The combined marathon, half-marathon, 10km and magic mile is defying the financial recession, says Anderson. "Simple and cost-effective activities such as running and walking are enjoying unprecedented growth, so good events haven't been affected by the recession."
In the feature full marathon, five-time winner Grant McLean returns looking for a sixth title. But he faces Christchurch's Dave Ridley and Rick Godfrey, and another former winner in Wellington's Daniel Clendon.
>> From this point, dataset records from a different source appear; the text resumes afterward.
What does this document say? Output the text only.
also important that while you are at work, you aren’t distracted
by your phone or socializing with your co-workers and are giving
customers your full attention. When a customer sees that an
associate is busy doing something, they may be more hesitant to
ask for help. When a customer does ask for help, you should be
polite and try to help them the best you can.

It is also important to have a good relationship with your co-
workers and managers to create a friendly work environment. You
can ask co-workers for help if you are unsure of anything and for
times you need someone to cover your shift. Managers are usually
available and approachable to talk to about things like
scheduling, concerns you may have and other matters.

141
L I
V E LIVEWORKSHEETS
The 44-year-old McLean still holds the course record at 2hr 31min 38sec, but Ridley and Godfrey are both looking for sub-2hr 30min performances so the race could produce a new course record.
The women's full marathon record is also likely to go with Auckland's Lesley Turner-Hall and Australian Sara Burgess having best times - several minutes faster than the race record of 3hr 57sec set by Wellington's Lotty Turnidge in 2009.
The half-marathon record is almost certain to be broken, with Kenyan Kip Kemei entered.
But if he fails to handle the Wellington winter weather, top locals Tim Hodge and James Richardson will be waiting in the wings.
Among the women, Dunedin-based Canadian Anne-Marie Madden is clear favourite and will be chasing the race record of 1hr 17min 49sec set by Nelson-based American Belinda Wimmer in 2008.
But the person mostly likely to shine is Christchurch's Kerry Faas. He was favourite for the half-marathon last year but was in a bad car accident the week before the race. In his comeback, he hopes to clock 1hr 25min to put him in the top 10 veterans.